Also part of the executive committee with McGregor are Markos Katsoulakis and Patrick Flaherty, mathematics and statistics, plus Barna Saha and Arya Mazumdar, information and computer sciences. In addition to the executive committee, a team of senior researchers includes Justin Domke, Marco Duarte, Akshay Krishnamurthy, Anna Liu, Andrew McCallum, Cameron Musco, Luc Rey-Bellet, Dan Sheldon and Ileana Streinu.
McGregor says, “This team will help strengthen ties between the institute and the mathematics, computer science and electrical engineering departments here on campus. The fact that Ileana and Dan have positions at Smith and Mt. Holyoke also will give us the opportunity to also engage undergraduates at those colleges.”
Another aspect of the TRIPODS project will be to organize summer schools, speaker series, talks by experts in related technical areas and workshops for faculty researchers in other disciplines who want to learn how big data can help them. “In the next three years we might notice more of our colleagues attending data science workshops on campus,” McGregor notes.
Unlike the “practical outcomes” focus of some big data initiatives, the focus of TRIPODS is more on theoretical, mathematical and foundational aspects of data science, McGregor says. For example, practical data scientists “know that their methods typically work in practice,” he says, “but we don’t necessarily know why, or whether they’re consistent and reliable. In order to know the why and how, you need to mathematically analyze them. You need to show that the algorithm’s estimates will always in fact give an answer that is within a certain percentage of the true answer.”
Thus the TRIPODS team will mathematically prove attributes of a given algorithm such as running time, accuracy and scalability.
Data sets in the sciences, such as genetics and physics, are growing larger every year, McGregor points out. For example, a personalized medical device may generate data continuously, 24 hours a day and seven days a week, over a year or longer. “By the time you reach 10 years it will be overwhelming,” he says.
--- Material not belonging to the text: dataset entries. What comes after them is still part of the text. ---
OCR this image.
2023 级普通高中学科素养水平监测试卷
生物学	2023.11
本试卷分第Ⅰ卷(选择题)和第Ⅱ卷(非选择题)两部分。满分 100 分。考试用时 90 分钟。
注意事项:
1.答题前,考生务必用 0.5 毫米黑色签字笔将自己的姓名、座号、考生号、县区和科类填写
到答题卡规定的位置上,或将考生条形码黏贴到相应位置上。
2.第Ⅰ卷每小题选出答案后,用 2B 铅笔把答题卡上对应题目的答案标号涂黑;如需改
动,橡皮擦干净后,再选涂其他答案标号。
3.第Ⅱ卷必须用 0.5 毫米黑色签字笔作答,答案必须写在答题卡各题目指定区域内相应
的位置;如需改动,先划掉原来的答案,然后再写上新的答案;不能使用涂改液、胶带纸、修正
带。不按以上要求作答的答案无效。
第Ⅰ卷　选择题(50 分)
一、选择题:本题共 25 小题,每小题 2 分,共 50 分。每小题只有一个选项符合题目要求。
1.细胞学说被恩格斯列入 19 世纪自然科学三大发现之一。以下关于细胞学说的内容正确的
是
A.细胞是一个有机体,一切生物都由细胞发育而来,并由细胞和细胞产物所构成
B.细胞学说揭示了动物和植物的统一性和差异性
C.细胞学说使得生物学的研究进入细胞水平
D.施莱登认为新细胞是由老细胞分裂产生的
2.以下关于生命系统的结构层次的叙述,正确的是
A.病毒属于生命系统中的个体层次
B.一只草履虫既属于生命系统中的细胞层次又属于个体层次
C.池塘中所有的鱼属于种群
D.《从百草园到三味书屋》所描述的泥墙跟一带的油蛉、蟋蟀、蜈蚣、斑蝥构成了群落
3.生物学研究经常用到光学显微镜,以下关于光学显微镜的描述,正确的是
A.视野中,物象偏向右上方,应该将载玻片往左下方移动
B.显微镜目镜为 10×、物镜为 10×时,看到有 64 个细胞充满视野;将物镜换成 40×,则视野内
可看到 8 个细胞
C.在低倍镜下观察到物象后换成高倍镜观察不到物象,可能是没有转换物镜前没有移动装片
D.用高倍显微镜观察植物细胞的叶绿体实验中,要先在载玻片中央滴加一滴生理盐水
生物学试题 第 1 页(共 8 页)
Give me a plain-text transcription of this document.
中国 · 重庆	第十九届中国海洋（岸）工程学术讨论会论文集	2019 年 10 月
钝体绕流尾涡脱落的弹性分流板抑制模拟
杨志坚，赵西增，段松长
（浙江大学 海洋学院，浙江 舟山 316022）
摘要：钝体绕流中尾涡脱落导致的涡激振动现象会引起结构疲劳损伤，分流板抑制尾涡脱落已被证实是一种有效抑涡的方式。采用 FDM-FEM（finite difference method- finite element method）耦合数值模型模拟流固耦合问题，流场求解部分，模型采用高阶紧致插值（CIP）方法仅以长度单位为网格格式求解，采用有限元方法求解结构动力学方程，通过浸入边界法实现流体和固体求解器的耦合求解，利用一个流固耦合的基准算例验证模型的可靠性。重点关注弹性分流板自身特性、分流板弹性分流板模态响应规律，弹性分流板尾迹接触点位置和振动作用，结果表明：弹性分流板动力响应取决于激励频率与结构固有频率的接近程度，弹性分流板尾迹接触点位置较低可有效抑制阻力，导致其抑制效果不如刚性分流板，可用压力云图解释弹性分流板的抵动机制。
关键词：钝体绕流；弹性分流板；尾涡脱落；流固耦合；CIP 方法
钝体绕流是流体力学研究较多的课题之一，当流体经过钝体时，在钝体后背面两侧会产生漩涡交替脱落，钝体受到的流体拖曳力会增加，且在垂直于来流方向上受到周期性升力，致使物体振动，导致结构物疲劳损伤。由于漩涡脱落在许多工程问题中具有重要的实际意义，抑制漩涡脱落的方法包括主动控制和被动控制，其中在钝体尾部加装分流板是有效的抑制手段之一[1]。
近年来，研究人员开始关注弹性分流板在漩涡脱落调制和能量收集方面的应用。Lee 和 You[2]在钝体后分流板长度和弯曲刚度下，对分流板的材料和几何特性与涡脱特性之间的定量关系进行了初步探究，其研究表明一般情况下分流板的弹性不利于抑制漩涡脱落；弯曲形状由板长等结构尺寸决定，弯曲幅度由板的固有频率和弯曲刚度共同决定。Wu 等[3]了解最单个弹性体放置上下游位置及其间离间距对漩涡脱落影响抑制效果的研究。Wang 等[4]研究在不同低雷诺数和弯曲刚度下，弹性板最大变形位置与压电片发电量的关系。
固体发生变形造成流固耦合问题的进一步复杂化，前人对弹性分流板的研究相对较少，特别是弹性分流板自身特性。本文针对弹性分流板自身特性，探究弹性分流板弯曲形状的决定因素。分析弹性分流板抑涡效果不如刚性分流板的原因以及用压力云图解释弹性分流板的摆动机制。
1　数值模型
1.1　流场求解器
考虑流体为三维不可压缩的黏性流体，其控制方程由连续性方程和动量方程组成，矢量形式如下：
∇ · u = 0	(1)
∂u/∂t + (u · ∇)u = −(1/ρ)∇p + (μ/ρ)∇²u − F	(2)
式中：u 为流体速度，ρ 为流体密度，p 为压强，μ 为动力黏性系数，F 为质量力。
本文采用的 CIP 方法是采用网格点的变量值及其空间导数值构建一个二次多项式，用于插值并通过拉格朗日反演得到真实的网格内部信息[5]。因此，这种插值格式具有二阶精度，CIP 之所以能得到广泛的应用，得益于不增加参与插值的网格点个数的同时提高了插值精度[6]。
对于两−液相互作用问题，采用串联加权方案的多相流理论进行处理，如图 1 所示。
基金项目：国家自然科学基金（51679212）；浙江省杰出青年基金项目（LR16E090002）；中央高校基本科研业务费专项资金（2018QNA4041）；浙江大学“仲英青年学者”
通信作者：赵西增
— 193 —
He adds, “In statistics the more data you get, the more accurate you can be, but in computer science the more data you get, the longer it will take you to process. That’s one reason you need computer scientists and mathematicians working together. When you double the size of the input, we need to know if the algorithm takes twice as long, four times as long or 100 times as long? That’s important.”
The award is part of the foundation’s $17.7 million support for 12 Transdisciplinary Research in Principles of Data Science (TRIPODS) projects, which will bring together the statistics, mathematics and theoretical computer science communities at 14 institutions in 11 states to promote long-term research and training activities in data science that transcend traditional disciplinary boundaries.